According to Youngstown police, a 71-year-old woman was driving to her daughter’s house at 7:45 a.m. May 5, 2023, and went down Ravenwood Avenue on the South Side because of construction on Glenwood Avenue.
She said she saw two adults and two children walking in the middle of the street.
She said she honked the horn to let them know she was coming and then drove on the wrong side of the road to avoid them. A man smacked her passenger mirror with his hand, causing the mirror to fold back, police were told.
The woman said she heard popping noises and did not know if it was gunfire or someone throwing rocks at the car. She proceeded to her daughter’s house and called 911. Officers saw the bullet hole in the car and saw fuel leaking from it.
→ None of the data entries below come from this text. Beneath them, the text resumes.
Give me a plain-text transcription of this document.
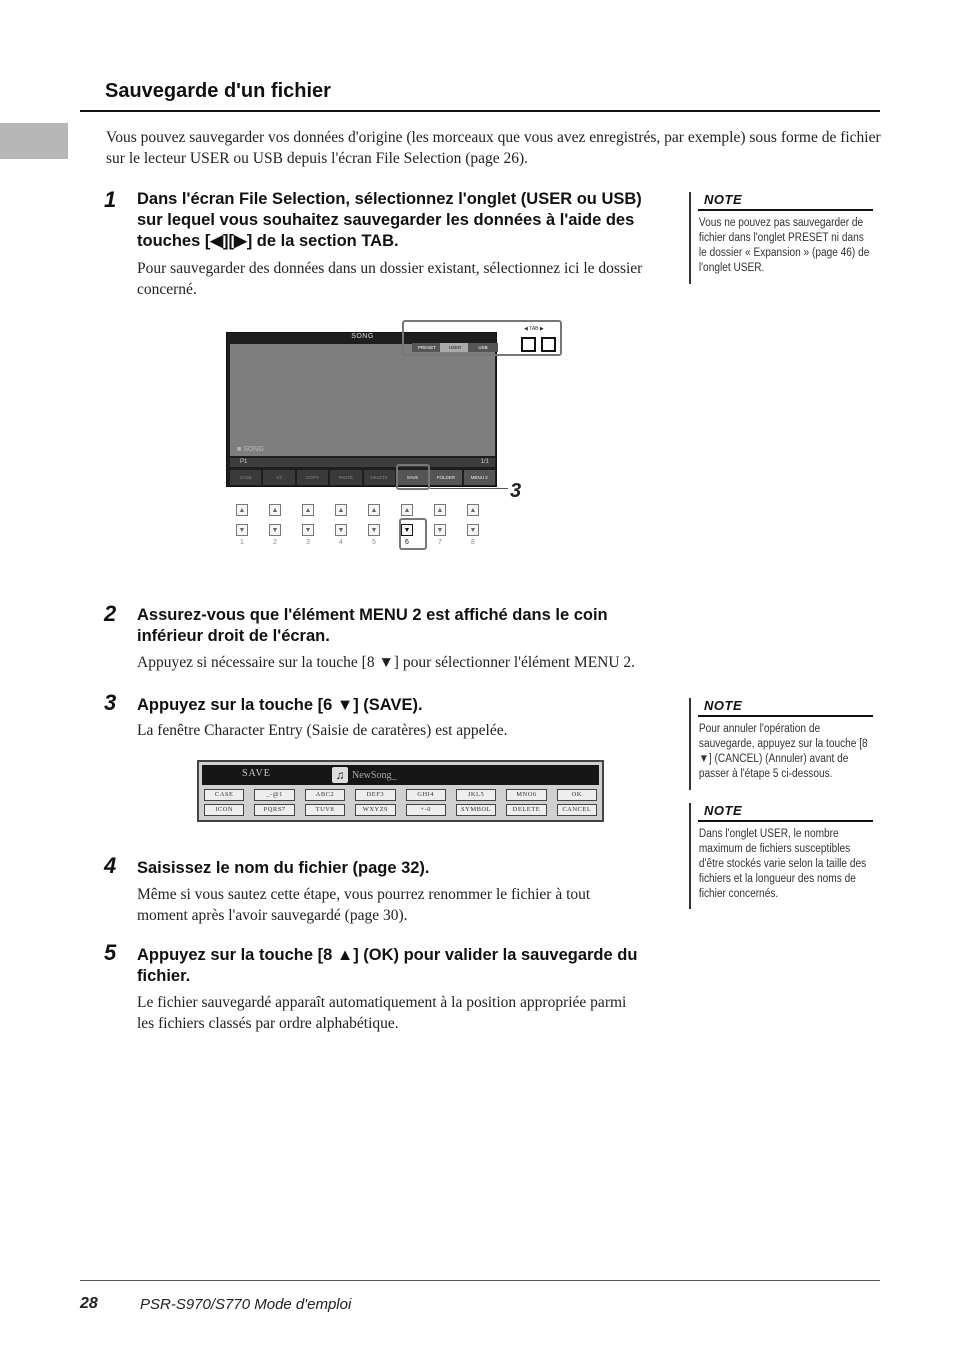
Sauvegarde d'un fichier
Vous pouvez sauvegarder vos données d'origine (les morceaux que vous avez enregistrés, par exemple) sous forme de fichier sur le lecteur USER ou USB depuis l'écran File Selection (page 26).
1 Dans l'écran File Selection, sélectionnez l'onglet (USER ou USB) sur lequel vous souhaitez sauvegarder les données à l'aide des touches [◀][▶] de la section TAB.
Pour sauvegarder des données dans un dossier existant, sélectionnez ici le dossier concerné.
NOTE
Vous ne pouvez pas sauvegarder de fichier dans l'onglet PRESET ni dans le dossier « Expansion » (page 46) de l'onglet USER.
SONG
■ SONG
P1	1/1
CASE	1/2	COPY	PASTE	DELETE	SAVE	FOLDER	MENU 2
PRESET	USER	USB
◀ TAB ▶
3
▲	▲	▲	▲	▲	▲	▲	▲
▼	▼	▼	▼	▼	▼	▼	▼
1	2	3	4	5	6	7	8
2 Assurez-vous que l'élément MENU 2 est affiché dans le coin inférieur droit de l'écran.
Appuyez si nécessaire sur la touche [8 ▼] pour sélectionner l'élément MENU 2.
3 Appuyez sur la touche [6 ▼] (SAVE).
La fenêtre Character Entry (Saisie de caratères) est appelée.
NOTE
Pour annuler l'opération de sauvegarde, appuyez sur la touche [8 ▼] (CANCEL) (Annuler) avant de passer à l'étape 5 ci-dessous.
SAVE	♫ NewSong_
CASE	_-@1	ABC2	DEF3	GHI4	JKL5	MNO6	OK
ICON	PQRS7	TUV8	WXYZ9	+-0	SYMBOL	DELETE	CANCEL	NOTE
Dans l'onglet USER, le nombre maximum de fichiers susceptibles d'être stockés varie selon la taille des fichiers et la longueur des noms de fichier concernés.
4 Saisissez le nom du fichier (page 32).
Même si vous sautez cette étape, vous pourrez renommer le fichier à tout moment après l'avoir sauvegardé (page 30).
5 Appuyez sur la touche [8 ▲] (OK) pour valider la sauvegarde du fichier.
Le fichier sauvegardé apparaît automatiquement à la position appropriée parmi les fichiers classés par ordre alphabétique.
28	PSR-S970/S770 Mode d'emploi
Officers were alerted to the gunfire by the city’s ShotSpotter system, which notifies Youngstown police of gunfire in the South Side. About the same time, Cochrane called 911 to report the episode, saying he was not armed.
When officers arrived at his home, Cochrane had his arms in the air and was cooperative. He was not carrying a firearm. He told police that he was walking his brother to the bus stop.
At Ravenwood near Hudson Avenue, Cochrane said a car “came out of nowhere and struck him.” Then the vehicle continued onward. He fired at the car, he said, to scare the person inside. He said the person in the car got out, so he fired his gun again. The person then drove away. Police seized Cochrane’s firearm.